Ultimately (and this is kind of a second question) I’m trying to work out if there is a way to see, in a particular revision, what files contributed the most to increasing the storage used. I can see from the backup log that I’m adding say 10GB of data in a backup but it would be great to know what files were to blame.

gchen · 16 October 2020 03:06

Your interpretation is correct. To find out what files take the most of the new space you’ll just need to look at lines starting with + or - and maybe find a way to sum up their sizes.

dullage · 20 October 2020 12:25

@gchen - Thanks for confirming.

So it looks like I could add up the sizes of all the files marked with a “+” or “*” but, if the byte count listed is original file size then it doesn’t take into account encryption, compression or deduplication which could massively affect “what files are to blame” for the additional data storage.

I suppose what I need to know is, of the new/modified files, how much chunk data was uploaded.

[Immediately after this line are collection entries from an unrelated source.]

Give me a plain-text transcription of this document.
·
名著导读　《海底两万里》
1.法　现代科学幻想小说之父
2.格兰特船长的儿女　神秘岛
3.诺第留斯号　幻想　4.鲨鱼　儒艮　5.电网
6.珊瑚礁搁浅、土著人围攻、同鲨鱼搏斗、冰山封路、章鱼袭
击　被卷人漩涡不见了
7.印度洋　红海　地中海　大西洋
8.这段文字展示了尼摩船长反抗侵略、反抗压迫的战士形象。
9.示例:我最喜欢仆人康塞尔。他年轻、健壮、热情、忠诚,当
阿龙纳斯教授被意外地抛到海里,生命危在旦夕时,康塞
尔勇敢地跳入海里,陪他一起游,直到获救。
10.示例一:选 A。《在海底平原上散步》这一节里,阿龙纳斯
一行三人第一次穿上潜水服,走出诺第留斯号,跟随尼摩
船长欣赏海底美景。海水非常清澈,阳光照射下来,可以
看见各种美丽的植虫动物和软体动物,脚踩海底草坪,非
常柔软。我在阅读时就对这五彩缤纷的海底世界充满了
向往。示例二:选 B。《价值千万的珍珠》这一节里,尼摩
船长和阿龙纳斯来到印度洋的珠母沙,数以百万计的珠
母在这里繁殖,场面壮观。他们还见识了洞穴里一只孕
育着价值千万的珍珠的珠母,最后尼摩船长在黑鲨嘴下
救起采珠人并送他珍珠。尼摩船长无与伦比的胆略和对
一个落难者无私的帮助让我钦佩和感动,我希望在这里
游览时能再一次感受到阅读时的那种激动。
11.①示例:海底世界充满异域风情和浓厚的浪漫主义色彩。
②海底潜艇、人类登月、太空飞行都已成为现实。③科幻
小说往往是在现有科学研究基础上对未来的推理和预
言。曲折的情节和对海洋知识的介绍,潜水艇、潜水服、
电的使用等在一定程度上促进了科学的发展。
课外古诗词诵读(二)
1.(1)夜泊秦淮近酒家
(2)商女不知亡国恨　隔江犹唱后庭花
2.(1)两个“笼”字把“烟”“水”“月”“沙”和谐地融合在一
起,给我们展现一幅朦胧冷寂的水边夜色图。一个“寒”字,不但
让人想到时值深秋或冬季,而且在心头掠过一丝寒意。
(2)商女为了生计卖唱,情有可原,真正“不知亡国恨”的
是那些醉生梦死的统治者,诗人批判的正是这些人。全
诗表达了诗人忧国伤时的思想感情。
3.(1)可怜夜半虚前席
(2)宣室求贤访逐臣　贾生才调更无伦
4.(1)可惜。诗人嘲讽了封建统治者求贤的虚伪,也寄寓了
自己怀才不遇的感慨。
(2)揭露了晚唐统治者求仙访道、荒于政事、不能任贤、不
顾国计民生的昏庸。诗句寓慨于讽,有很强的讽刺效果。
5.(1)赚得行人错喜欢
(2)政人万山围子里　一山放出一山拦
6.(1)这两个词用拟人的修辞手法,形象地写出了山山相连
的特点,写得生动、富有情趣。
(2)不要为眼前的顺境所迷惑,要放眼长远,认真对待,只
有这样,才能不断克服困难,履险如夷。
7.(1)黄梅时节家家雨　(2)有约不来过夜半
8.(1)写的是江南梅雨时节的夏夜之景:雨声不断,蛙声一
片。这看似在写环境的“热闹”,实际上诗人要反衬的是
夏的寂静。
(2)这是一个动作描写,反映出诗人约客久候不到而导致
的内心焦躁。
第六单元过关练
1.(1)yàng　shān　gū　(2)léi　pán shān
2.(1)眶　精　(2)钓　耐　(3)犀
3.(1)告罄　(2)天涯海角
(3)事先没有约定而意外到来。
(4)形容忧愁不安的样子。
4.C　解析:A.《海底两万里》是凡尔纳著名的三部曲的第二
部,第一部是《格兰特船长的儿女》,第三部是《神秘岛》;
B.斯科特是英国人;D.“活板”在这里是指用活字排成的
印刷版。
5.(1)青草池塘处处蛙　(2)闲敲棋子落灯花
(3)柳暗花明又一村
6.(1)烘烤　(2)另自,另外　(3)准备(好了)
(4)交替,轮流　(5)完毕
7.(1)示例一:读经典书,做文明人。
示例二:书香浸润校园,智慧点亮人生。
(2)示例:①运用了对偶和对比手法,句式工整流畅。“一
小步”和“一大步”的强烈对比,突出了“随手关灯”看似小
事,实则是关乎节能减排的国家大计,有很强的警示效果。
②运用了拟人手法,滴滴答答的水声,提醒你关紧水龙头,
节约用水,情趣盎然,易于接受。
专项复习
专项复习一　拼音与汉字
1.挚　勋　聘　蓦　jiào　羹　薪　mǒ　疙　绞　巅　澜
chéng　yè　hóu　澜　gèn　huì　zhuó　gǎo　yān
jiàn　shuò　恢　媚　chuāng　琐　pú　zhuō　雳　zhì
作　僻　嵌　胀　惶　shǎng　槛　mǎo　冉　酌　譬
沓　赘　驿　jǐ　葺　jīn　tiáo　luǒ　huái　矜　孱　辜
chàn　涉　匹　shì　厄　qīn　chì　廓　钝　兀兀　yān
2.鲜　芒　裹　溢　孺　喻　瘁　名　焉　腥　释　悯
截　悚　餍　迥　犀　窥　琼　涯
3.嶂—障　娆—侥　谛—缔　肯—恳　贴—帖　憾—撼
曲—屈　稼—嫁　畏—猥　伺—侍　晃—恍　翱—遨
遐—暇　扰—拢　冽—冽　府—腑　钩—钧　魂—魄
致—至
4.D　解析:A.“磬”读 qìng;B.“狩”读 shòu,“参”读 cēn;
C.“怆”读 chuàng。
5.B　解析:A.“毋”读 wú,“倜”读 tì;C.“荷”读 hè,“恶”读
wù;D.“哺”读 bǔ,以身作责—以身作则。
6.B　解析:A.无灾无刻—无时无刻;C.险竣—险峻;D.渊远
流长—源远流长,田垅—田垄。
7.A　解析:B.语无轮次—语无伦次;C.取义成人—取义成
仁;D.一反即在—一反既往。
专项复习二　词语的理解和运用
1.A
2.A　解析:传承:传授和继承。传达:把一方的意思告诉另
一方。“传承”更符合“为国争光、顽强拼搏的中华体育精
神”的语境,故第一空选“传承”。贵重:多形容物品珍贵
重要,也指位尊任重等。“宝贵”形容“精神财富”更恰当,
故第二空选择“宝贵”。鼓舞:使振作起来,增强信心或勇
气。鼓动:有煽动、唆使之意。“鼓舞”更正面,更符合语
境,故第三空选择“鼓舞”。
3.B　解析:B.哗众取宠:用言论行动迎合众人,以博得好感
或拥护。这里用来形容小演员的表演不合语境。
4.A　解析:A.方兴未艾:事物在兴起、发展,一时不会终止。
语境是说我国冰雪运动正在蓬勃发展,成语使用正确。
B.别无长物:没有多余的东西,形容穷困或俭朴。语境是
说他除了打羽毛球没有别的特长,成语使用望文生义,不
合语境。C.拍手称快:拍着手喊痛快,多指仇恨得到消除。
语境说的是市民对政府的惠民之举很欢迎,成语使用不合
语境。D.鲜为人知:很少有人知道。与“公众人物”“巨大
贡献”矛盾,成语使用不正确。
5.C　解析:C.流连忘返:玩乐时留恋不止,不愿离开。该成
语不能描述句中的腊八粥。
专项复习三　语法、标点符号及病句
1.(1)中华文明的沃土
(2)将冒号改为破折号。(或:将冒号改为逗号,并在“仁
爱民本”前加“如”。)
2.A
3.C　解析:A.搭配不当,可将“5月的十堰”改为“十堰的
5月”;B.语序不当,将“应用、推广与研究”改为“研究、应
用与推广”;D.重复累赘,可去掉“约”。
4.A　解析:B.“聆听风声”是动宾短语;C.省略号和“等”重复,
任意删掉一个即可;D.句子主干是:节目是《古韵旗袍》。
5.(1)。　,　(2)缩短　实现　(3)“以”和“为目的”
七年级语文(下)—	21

Perhaps this calculation isn’t currently possible.

towerbr · 20 October 2020 13:18

To get this information, you will actually have to evaluate the files that appear in the diff command output.

But to get this information - if I understand what you want - you can get it with the check command and the -tabular option, or even the information at the end of each backup log.

dullage · 21 October 2020 12:18

Thanks @towerbr but unfortunately I don’t think either of these will actually get me what I’m looking for.

For example, if I see 70 GB of new data was uploaded in a backup I’d ideally like to see a list of files along with a value representing a count of the uploaded bytes that are associated with that file. That way I easily identify which files are “to blame”.

I think my best bet might be to just look at the original file sizes listed in in the backup report. As above, this won’t account for encryption, compression or de-duplication but will probably steer me in the right direction.

towerbr · 21 October 2020 16:10

You can check/grep the INFO UPLOAD_FILE entries in the log, but which will represent only the original size at the end, as you said.

2020-10-17 19:12:22.126 INFO UPLOAD_FILE Uploaded xxxxxx (60111382)

But it seems to be a suitable way to find “who to blame”.

towerbr · 3 April 2021 13:46

Just added this to the Guide.

Thanks!